The researchers set out to determine whether the inhibition of HIF was specifically responsible for pVHL's reported tumor suppressive effects. When pVHL is reintroduced into human renal carcinoma cells lacking pVHL and overexpressing HIF2α, HIF2α levels go down, hypoxia-inducible gene expression goes down, and tumorigenesis is suppressed. Kaelin et al. found that introducing HIF2α variants lacking specific pVHL-binding sites into such cells was sufficient to negate pVHL's tumor suppressor activity, implying that inhibition of HIF is necessary for pVHL to suppress tumor growth. To see whether simply removing HIF2〈 would mimic the tumor suppressor activity of pVHL, the researchers introduced “short hairpin” RNAs (shRNAs) to “silence” HIF2α protein production. The shRNA-treated cells (which lacked functional VHL genes) showed decreased levels of HIF2α activity and were grossly impaired with respect to facilitating tumor formation in mice. These results suggest that, while pVHL may have multiple functions, inhibition of HIF can account for its ability to suppress tumor growth, at least in the context of renal carcinoma.

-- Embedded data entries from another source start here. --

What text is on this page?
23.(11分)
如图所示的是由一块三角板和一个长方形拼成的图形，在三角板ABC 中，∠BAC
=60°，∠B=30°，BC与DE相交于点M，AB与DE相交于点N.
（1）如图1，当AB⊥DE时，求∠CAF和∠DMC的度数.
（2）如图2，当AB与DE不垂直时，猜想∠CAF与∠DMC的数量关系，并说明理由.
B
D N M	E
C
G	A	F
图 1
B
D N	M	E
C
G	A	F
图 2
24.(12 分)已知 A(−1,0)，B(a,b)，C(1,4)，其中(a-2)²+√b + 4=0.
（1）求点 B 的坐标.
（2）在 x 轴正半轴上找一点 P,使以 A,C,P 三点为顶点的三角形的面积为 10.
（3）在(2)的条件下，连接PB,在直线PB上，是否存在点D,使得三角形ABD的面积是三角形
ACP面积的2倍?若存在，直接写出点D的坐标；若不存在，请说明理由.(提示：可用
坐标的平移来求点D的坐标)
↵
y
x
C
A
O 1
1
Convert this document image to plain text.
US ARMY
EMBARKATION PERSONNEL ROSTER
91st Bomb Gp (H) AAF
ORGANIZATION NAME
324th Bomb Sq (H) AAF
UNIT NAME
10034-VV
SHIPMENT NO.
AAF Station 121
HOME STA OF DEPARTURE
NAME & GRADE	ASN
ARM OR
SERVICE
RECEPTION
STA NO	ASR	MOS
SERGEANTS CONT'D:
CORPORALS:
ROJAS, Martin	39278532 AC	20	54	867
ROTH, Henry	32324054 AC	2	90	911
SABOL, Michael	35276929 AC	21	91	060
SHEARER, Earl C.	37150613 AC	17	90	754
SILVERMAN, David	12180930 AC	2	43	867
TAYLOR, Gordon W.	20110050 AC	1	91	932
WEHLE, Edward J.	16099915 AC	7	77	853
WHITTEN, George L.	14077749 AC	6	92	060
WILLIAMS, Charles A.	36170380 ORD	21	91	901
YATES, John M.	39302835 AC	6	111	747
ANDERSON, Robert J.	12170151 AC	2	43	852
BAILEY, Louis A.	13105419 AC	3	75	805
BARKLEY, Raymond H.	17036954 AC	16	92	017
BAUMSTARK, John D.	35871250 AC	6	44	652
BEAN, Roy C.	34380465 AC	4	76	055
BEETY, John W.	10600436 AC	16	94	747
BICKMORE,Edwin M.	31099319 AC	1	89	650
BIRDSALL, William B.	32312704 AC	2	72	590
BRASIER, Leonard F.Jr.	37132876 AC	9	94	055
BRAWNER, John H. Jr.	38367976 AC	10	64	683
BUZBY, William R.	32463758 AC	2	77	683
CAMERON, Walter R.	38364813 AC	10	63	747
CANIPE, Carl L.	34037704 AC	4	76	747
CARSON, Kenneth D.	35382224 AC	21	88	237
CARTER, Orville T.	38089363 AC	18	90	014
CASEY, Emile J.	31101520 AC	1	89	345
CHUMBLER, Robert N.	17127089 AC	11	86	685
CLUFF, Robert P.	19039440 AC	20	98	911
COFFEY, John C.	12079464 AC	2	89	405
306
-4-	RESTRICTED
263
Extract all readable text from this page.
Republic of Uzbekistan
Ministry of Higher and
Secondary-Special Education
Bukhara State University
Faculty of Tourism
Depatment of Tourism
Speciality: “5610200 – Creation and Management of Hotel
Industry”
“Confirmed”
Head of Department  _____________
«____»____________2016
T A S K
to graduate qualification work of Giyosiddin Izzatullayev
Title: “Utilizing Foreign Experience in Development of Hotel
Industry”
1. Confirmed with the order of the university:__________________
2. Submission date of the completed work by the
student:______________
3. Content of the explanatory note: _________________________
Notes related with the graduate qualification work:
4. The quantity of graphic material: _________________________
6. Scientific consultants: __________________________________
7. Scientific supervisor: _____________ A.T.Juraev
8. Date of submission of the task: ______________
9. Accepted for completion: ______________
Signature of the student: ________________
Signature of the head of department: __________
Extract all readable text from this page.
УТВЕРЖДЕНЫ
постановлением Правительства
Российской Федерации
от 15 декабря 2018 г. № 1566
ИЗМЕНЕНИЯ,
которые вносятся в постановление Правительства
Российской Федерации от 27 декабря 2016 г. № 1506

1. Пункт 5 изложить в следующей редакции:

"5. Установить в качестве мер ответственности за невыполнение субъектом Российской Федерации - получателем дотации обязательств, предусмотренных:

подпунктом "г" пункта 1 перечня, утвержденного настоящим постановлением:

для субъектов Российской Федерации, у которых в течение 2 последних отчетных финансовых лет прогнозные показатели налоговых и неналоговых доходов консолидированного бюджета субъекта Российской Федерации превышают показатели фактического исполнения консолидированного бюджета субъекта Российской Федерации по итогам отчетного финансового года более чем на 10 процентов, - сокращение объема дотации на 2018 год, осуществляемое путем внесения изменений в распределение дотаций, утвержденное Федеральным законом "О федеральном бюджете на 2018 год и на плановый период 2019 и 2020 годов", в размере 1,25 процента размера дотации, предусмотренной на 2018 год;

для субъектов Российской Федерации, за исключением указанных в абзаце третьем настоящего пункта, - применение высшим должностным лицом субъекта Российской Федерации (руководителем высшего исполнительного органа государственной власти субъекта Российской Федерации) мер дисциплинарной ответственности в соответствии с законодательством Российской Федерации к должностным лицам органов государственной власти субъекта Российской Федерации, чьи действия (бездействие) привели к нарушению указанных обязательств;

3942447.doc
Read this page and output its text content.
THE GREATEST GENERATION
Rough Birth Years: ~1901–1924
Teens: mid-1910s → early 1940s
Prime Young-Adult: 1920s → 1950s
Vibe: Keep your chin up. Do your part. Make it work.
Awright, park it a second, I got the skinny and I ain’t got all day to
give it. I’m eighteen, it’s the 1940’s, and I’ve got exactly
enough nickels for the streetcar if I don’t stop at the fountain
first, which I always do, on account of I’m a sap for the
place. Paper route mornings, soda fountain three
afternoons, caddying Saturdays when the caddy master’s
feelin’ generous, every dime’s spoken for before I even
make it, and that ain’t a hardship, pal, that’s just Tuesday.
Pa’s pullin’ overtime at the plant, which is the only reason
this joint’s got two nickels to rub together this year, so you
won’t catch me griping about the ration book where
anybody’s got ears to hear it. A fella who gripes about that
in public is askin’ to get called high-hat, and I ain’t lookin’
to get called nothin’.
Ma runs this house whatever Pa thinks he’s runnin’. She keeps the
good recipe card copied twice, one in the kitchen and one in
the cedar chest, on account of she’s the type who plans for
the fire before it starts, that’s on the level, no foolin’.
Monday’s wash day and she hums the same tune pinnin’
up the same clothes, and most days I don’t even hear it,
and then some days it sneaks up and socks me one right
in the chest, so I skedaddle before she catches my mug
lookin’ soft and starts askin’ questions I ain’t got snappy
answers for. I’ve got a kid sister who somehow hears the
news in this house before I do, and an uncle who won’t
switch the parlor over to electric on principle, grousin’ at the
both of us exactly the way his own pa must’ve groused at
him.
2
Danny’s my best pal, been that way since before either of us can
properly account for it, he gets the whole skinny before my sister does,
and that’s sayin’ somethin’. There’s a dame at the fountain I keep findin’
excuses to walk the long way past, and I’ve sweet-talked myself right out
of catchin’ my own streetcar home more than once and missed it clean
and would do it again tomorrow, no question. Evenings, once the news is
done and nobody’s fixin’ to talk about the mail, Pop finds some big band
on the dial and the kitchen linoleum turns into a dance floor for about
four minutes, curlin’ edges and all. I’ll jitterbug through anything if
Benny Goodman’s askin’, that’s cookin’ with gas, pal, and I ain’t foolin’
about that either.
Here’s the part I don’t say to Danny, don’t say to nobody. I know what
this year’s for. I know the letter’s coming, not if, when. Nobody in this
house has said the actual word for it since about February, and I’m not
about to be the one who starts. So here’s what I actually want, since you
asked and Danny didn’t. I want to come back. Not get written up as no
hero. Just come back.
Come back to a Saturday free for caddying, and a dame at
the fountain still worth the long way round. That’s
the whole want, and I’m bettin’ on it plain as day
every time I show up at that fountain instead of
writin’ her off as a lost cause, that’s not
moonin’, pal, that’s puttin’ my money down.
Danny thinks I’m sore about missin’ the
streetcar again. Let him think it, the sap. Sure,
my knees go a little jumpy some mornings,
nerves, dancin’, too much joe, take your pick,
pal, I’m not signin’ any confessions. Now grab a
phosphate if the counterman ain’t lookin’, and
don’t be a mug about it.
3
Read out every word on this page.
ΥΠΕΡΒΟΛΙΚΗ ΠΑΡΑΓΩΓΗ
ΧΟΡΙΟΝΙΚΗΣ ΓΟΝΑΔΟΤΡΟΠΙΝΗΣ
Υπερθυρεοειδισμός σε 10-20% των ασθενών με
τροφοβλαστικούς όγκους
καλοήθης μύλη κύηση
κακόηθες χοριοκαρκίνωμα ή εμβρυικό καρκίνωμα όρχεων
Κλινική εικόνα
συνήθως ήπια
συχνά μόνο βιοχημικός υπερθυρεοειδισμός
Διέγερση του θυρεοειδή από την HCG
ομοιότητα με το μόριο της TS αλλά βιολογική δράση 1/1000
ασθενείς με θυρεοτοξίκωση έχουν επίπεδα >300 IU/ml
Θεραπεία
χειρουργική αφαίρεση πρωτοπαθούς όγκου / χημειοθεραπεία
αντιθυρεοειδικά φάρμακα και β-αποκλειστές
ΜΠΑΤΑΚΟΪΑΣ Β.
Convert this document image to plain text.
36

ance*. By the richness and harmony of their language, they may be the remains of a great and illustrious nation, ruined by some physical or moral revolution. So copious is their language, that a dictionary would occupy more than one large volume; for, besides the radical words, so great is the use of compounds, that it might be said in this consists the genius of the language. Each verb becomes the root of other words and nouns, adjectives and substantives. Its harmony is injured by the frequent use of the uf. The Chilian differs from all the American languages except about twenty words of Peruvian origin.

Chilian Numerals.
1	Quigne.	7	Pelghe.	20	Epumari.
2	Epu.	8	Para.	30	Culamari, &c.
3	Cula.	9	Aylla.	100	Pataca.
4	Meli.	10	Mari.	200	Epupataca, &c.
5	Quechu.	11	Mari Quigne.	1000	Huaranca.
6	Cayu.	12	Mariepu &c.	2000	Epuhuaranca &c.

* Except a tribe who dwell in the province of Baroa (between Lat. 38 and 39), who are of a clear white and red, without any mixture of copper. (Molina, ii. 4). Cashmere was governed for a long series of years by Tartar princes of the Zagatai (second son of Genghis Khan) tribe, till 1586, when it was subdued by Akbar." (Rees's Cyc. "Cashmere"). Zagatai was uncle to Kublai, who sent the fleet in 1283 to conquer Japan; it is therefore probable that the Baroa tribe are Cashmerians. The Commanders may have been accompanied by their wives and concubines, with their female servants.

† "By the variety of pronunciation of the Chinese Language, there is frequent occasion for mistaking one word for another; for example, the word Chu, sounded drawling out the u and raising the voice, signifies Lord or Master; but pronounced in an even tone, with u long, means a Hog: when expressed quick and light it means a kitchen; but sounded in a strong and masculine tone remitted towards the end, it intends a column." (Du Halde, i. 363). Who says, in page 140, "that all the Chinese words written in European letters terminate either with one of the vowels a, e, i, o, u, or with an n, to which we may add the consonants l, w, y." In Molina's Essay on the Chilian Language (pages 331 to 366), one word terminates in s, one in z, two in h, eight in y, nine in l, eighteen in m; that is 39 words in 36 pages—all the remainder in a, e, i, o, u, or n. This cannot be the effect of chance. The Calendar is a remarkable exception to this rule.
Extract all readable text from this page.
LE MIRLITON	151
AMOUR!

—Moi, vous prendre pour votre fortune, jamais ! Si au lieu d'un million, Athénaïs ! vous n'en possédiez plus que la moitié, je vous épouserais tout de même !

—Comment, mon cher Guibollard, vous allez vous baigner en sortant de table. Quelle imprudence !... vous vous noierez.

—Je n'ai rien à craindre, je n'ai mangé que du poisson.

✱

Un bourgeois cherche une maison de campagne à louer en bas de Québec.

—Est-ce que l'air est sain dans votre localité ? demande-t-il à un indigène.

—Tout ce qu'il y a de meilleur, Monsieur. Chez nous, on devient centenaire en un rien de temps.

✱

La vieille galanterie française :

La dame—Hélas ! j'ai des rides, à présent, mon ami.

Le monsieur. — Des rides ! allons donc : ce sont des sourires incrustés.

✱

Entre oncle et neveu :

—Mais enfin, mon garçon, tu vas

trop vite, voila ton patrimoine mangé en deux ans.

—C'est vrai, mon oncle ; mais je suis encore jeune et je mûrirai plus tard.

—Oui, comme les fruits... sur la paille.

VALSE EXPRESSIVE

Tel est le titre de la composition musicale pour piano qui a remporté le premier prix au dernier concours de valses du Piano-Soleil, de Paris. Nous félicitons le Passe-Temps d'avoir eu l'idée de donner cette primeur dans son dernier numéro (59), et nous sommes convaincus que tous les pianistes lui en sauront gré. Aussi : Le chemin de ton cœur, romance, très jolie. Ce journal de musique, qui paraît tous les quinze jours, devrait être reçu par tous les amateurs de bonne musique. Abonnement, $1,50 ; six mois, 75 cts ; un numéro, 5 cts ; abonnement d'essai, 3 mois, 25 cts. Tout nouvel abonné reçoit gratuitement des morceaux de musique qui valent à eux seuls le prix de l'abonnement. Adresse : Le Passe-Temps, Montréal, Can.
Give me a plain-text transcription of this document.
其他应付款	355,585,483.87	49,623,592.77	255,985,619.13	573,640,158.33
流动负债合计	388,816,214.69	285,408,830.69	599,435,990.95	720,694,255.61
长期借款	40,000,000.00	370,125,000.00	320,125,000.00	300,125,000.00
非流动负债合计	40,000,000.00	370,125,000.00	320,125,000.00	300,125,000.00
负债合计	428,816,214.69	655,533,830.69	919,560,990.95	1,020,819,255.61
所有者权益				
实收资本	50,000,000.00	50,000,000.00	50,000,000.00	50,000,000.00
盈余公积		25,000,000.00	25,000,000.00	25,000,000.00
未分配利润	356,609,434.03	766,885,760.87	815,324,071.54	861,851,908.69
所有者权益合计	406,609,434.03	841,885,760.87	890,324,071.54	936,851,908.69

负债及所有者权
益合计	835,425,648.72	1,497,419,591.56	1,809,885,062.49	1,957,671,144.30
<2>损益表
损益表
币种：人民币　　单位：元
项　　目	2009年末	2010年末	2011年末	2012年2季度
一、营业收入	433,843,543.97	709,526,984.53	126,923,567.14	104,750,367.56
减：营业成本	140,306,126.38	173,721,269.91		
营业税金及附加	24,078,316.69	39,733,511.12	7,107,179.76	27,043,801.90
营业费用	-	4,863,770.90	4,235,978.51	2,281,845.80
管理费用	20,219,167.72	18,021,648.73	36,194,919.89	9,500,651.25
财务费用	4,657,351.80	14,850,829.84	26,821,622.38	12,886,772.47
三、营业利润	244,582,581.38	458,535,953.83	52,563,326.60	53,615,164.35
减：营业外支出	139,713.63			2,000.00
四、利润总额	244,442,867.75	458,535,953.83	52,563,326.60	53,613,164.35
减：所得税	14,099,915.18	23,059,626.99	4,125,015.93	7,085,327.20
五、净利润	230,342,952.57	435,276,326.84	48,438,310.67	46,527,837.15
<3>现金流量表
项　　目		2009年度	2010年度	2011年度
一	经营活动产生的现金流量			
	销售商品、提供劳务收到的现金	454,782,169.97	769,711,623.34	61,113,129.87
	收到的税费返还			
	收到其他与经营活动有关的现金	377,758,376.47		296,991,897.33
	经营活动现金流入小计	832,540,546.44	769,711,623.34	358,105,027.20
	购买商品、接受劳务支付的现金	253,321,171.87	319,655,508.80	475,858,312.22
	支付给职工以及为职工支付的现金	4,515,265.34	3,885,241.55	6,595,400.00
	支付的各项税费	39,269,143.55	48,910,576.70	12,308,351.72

Tumor suppressor genes are defined by what happens in their absence—while their normal function is not always apparent, it is clear that their loss of function results in cancer susceptibility—and by the fact that they usually require loss of both versions, or alleles, for damage to occur. While patients with VHL inherit one mutated copy and later acquire a mutation in the second copy, patients with similar but nonhereditary vascular cancers have also lost both VHL alleles. Knowing HIF's role as the fulcrum between health and disease, scientists can now concentrate on just that one piece of the puzzle—HIF and its target genes—to develop customized preventive and therapeutic treatments not only for VHL patients but for those living with nonhereditary tumors, such as kidney cancers, that frequently result from pVHL inactivation.